ホールの面取り・スロット加工を行い、サドル(牛骨)を製作。

フレット擦り合わせも行いました。

"元の音"はブリッジがあんな状態だったので聞いていませんが、ギブソンらしい"荒さ"を存分に楽しめる鳴り方。 ボディサイズが小さいと小さいなりの頼りない音になりがちですが、しっかり広がりを感じます。 この他、ブリッジプレートの補修も行い(撮影忘れちゃいました)、納品待ちです。 次に、以前ご紹介させて頂いたギブソンのバリトンギターを。

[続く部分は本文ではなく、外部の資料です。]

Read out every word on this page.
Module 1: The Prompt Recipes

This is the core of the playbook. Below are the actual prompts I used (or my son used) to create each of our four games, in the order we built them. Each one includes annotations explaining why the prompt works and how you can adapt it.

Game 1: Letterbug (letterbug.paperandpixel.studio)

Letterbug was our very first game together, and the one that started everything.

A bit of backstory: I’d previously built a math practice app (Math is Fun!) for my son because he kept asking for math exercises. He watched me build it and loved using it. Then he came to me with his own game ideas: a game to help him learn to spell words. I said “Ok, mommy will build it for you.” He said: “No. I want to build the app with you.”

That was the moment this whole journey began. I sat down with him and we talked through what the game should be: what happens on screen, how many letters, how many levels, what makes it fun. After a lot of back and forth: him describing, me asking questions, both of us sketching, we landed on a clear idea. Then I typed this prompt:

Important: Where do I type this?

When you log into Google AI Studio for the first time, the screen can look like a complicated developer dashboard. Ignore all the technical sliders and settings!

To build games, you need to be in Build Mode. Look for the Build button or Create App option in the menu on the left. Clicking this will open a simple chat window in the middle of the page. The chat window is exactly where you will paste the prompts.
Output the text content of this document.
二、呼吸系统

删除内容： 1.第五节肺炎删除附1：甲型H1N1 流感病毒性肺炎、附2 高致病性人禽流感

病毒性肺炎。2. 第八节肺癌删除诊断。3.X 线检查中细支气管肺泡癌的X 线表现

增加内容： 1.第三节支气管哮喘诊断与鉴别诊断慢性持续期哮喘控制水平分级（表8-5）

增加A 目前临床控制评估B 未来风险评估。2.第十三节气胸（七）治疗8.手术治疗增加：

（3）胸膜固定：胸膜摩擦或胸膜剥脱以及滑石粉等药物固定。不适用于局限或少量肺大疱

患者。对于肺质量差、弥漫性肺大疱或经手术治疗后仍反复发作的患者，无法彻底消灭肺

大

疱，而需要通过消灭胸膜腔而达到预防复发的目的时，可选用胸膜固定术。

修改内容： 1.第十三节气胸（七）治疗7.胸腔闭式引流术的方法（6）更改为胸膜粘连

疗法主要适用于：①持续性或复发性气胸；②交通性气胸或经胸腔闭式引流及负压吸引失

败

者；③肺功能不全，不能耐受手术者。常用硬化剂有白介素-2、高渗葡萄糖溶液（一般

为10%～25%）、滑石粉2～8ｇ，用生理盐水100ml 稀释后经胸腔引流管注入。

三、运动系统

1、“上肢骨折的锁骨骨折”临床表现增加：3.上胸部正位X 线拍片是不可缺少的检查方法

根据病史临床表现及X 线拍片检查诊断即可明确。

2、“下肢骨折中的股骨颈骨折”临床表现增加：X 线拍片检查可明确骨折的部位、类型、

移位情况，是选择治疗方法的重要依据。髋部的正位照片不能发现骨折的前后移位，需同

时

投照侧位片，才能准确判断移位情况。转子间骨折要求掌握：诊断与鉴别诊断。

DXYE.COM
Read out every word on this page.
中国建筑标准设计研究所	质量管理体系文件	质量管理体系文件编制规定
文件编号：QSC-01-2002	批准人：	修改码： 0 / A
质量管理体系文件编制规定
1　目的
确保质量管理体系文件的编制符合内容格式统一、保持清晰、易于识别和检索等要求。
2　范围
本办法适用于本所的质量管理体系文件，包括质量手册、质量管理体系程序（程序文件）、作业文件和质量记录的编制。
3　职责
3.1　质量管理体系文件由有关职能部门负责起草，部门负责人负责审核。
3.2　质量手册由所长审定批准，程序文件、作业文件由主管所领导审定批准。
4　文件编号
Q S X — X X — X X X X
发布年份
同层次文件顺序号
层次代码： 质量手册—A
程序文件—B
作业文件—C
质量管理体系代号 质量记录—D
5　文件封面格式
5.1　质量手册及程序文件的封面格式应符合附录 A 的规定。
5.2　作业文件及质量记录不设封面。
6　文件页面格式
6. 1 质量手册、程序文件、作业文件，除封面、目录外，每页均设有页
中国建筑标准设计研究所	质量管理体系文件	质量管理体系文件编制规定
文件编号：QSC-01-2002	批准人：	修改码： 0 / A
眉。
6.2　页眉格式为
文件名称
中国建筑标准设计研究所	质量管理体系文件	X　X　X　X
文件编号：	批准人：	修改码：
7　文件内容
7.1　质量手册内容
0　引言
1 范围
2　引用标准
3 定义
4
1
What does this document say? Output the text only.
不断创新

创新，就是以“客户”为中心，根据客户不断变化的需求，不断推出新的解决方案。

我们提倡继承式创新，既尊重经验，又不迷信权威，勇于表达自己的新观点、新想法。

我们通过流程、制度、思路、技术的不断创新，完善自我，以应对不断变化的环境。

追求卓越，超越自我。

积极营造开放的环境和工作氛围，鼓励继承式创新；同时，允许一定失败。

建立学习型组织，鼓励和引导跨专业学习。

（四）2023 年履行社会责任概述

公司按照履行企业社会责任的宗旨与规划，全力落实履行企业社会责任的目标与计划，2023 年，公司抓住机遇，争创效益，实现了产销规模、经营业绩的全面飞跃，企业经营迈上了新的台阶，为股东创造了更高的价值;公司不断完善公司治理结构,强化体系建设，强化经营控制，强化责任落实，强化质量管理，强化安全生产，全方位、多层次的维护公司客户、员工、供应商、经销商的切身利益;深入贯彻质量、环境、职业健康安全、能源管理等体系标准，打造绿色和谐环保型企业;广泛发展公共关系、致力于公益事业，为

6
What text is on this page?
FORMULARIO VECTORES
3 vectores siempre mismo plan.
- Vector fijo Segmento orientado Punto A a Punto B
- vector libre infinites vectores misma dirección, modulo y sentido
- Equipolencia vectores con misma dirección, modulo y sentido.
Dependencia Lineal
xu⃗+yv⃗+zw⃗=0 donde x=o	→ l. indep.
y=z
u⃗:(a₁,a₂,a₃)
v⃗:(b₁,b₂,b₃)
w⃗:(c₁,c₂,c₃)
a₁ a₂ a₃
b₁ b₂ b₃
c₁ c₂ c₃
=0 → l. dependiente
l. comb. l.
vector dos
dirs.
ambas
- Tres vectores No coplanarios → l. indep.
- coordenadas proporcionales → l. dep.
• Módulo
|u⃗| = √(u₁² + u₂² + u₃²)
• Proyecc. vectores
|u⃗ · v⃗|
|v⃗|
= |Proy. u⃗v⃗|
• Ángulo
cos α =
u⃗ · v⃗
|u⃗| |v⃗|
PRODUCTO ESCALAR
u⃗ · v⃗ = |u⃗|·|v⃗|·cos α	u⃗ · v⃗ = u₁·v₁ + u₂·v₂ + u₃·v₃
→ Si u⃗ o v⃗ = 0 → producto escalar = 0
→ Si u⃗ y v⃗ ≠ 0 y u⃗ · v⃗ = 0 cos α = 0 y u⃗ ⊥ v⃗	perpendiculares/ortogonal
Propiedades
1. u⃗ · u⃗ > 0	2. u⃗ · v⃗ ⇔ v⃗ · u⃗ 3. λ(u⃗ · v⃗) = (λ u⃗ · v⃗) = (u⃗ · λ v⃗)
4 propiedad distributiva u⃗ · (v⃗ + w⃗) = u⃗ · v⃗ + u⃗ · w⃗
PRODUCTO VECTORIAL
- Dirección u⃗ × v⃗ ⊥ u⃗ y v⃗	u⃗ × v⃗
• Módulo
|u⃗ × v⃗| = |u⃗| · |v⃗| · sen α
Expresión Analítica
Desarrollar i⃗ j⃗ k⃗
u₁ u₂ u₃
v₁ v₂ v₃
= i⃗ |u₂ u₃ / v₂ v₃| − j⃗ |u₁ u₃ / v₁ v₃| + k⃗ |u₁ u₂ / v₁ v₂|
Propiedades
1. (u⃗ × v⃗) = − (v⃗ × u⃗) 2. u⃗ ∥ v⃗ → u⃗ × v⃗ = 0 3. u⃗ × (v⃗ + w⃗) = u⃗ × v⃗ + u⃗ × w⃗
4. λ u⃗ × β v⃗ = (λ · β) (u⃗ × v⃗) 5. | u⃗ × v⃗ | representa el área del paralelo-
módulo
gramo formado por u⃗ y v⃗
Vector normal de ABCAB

ネックを取り外したことにより判明しましたが、製造時にネックジョイントブロックとボディジョイント底面が接地しない状態で接着が行われていた様。 無加工で両者を合わせてみると、数値の違いからかなりのズレが見受けられます。

この部分(ジョイントブロック底面 ネック) と。

この部分(ジョイントスロット底面 ボディ)に隙間がある状態で製造されていた様です。 殆どサイドの壁のみでネックを支えていた様な物なので、そりゃ不良も起きるわな…といった状態。

ボディ側、ジョイントスロットにマホガニーで埋め木。 かさ増しし、ネックとの接地を生み出します。